The availability of increasingly complex microarrays at decreasing cost has made it possible to perform genome-wide analysis of CNPs to quantify copy number differences. Affymetrix and Illumina offer combined SNP genotyping and copy number analysis, allowing researchers to perform genome-wide studies to detect associations of disease with either CNPs or SNPs. Genotyping of multibase, often multi-allelic CNPs is more challenging than genotyping di-allelic SNPs, however, and current data indicate that there is a low correlation between quantitative measures of CNPs and the true allelic state of each CNP in each individual [107]. More accurate assays are needed for association studies using CNPs.

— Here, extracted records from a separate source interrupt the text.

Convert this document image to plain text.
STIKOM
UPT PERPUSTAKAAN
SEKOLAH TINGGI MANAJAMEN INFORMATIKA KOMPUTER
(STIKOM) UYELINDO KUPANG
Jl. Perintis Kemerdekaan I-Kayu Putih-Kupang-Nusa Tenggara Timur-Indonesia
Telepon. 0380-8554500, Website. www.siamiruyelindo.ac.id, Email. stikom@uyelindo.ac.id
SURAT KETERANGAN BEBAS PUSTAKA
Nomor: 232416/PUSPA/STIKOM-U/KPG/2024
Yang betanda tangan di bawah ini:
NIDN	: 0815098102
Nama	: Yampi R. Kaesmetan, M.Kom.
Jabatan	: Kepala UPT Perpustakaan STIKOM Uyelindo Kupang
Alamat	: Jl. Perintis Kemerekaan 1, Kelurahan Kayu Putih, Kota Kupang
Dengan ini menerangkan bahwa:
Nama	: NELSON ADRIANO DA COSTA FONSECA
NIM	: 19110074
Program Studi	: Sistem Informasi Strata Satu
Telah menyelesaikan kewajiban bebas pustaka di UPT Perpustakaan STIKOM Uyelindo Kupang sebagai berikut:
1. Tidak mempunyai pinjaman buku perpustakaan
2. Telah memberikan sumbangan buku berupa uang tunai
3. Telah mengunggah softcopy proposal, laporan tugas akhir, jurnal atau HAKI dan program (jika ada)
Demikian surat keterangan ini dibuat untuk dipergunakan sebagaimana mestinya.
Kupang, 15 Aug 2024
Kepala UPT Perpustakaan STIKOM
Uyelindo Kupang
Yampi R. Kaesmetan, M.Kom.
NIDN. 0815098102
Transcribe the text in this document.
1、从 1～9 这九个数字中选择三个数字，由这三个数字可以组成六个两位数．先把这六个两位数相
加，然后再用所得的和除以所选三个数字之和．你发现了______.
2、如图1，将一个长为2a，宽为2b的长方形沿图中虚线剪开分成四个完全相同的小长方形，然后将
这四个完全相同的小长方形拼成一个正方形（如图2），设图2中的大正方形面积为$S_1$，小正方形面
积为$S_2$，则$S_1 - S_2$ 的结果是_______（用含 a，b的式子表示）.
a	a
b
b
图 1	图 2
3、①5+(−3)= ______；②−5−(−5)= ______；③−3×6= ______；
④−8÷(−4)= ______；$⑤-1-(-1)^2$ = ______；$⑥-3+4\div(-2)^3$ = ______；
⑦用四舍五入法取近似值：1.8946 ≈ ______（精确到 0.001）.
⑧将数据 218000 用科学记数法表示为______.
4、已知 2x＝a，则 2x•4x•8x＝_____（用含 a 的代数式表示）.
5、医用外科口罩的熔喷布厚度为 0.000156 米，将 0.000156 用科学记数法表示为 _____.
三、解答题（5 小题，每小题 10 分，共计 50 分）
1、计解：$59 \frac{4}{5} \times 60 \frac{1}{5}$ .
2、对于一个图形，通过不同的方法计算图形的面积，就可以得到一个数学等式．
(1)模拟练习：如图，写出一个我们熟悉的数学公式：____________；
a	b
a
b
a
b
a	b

Use of genetic tests in patient care

Although a number of important genetic associations with outcome from sepsis have been discovered, further steps are required to apply these discoveries to patient care. First, risk for adverse outcome predicted by genotype is somewhat helpful, but prediction of response to therapy is clearly more useful for clinicians deciding on therapeutic approaches. Therefore, genetic association studies must expand measured end-points to include response to specific therapies. Second, predictive genetic associations must also consider specificity and sensitivity analyses to confirm that genotypic information contributes to predictions of response to therapy or outcome beyond what is possible using classical measures (age, severity of illness, and so on). Third, prospective testing of predictive genetic tests in large multicenter studies will be important to validate the treatment-modifying discoveries and to define the effectiveness (a step beyond efficacy) of decisions based on the predictive genetic test. These are substantial hurdles but they can be addressed, particularly by global collaborations, which we should all now embrace.

Conclusion

The age of genomic personalized medicine is within our reach. Previous genetic association studies in sepsis have had problems with reproducibility as a result of a number of issues, including small sample sizes, bias resulting from selection of candidate genes, the influence of multiple genes and environment on phenotype, epigenetics, and a lack of understanding of the patterns of variation in the human genome. We are beginning to develop the ability to deal with these issues as new, more economically feasible technologies allow us to genotype thousands of patients at hundreds of thousands of loci, and as we develop a better understanding of the complexity of patterns of variation in the human genome and the environment. Discoveries of novel genotype-phenotype associations in infectious disease may provide us with a clearer understanding of the pathways that are involved in susceptibility and response to infection, and they may one day allow us to treat patients with more specific treatments with fewer side effects.